In den nächsten Jahrzehnten wird sich China zu einem völlig neuen politischen und wirtschaftlichen Gefüge entwickeln. Mit schonungslosem Wettbewerb in Politik und Wirtschaft, mit Innovationsgeist und Flexibilität wird China eine Vormachtstellung in der Welt einnehmen, die nur noch von Amerika übertroffen wird.

Zu derartigen Veränderungen des globalen Machtgefüges kommt es nur einmal in hundert Jahren. Was heute geschieht, ist mit der Entwicklung vor einem Jahrhundert zu vergleichen, als Amerika zur Supermacht wurde. Das Ausmaß der Veränderung in China ist, zumindest teilweise, auf die radikalen und raschen Umwälzungen in der Verwaltung zurückzuführen. Da dieser Wandel so schlagartig eintrat, ist man versucht, dies als reinen Glücksfall abzutun, aber die Umstrukturierung Chinas ist dauerhaft und wird Auswirkungen auf alle Aspekte seiner Existenz als Nation und auch auf seine Stellung in der Welt haben.

In der Volksrepublik existieren momentan zwei verschiedene Systeme: Einerseits die von einer überholten Ideologie und den Interessen des Militärs dominierte kommunistische Regierungsform und andererseits das dezentralisierte System der freien Marktwirtschaft. Nun findet in China eine Umstrukturierung statt, um einen Ausgleich zwischen Zentralgewalt und gemeinsamen Zielen auf der einen Seite und dezentralisierter Freiheit auf der anderen zu schaffen. China geht dabei so vor, wie eine Firma, die versucht ein Gleichgewicht zwischen Freiheiten und Kontrolle ihrer Mitarbeiter zu finden. Das Ergebnis ist ein völlig neues geopolitisches Modell - ein Land als Unternehmen.

Nennen wir das neue China die "Chung-hua AG" ( Chunghua steht für "China" und bedeutet eigentlich "das florierende Zentrum des Universums"). Wie in vielen Unternehmen wird die Entscheidungsfindung in China in den "Geschäftsbereich" verlagert - in halbautonome, selbstverwaltete Wirtschaftsregionen, die untereinander (wie die amerikanischen Bundesstaaten) heftig um Kapital, Technologie und Humanressourcen konkurrenzieren.

Dieses neue, dezentralisierte System des freien Marktes herrscht momentan nur in einem kleinen Teil Chinas und viele politische Vertreter bestreiten seine Existenz überhaupt.

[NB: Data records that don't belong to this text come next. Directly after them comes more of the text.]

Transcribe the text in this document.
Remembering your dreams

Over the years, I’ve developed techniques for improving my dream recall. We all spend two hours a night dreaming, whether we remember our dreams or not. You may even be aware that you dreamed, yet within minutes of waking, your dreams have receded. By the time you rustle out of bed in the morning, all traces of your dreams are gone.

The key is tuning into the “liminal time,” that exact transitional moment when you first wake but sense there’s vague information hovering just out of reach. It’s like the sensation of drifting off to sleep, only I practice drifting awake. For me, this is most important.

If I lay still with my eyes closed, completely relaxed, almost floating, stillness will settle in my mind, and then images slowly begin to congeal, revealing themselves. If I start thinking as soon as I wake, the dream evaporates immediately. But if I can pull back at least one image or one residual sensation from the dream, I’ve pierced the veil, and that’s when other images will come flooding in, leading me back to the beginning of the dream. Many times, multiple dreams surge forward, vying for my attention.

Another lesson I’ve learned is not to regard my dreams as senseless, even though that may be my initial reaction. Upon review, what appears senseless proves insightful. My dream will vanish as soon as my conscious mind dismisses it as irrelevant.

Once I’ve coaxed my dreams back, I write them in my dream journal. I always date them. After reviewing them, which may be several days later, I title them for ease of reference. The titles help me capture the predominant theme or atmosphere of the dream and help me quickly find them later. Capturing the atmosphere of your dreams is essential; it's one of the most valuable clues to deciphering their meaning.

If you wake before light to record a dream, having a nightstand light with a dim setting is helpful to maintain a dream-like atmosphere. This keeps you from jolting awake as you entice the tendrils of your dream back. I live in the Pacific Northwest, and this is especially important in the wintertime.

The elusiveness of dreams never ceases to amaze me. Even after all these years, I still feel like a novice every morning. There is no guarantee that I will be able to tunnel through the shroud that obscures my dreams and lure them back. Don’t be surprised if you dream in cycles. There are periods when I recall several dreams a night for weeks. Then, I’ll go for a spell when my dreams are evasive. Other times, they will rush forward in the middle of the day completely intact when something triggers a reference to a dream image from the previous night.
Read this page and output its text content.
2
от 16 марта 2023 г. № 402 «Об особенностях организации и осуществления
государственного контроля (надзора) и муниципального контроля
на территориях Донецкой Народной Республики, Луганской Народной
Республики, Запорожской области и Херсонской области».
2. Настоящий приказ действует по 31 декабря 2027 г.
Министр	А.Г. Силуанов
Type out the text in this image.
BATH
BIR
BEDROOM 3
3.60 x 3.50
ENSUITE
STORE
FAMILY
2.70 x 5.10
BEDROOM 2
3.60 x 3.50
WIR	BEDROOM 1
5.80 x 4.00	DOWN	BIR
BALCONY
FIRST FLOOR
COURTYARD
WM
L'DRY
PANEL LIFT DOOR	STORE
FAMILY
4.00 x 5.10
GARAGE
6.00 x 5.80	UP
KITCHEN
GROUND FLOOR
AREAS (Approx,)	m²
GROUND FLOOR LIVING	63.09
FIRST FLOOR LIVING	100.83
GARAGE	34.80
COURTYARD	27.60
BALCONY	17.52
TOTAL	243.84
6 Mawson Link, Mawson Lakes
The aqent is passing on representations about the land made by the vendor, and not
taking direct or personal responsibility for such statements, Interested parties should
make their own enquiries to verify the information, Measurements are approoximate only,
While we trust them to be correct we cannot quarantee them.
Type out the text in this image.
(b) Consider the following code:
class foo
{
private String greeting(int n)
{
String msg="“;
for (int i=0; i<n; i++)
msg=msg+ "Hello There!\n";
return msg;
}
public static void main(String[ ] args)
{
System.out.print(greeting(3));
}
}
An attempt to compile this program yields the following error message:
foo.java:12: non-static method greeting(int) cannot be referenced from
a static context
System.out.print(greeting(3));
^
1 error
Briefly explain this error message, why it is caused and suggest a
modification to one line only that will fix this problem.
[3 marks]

So wurde beispielsweise das Wort Bundesstaat vor sieben Jahren aus dem offiziellen chinesischen Sprachgebrauch eliminiert. Unternehmen, die den Wortteil "Bundes"- in ihrem Firmennamen führten, hatten dies umgehend zu ändern. Dennoch verfügt China heute über die ausgeprägteste bundesstaatliche Struktur aller großer Nationen, mit Ausnahme der USA.

Grob eingeteilt gibt es zwei Kategorien von Regionalstaaten: Erstens die relativ kleinen, mit einer Einwohnerzahl von 5 bis 7 Millionen. Sie bestehen zumeist aus Städten und ihrem jeweiligen Umland. Einige davon - wie Shenzhen, Shanghai, Dalian, Tianjin, Shenyang, Xiamen, Qingdao und Suzhou weisen ein Wirtschaftswachstum von jährlich 15-20 % auf. Damit wachsen sie schneller als die asiatischen Tigerstaaten Malaysia, Taiwan, Thailand und Korea jemals zuvor. Diese kleineren Regionalstaaten kurbeln ihrerseits das Wachstum in den Großregionen an, deren Einwohnerzahl sich jeweils der 100 Millionen-Grenze nähert.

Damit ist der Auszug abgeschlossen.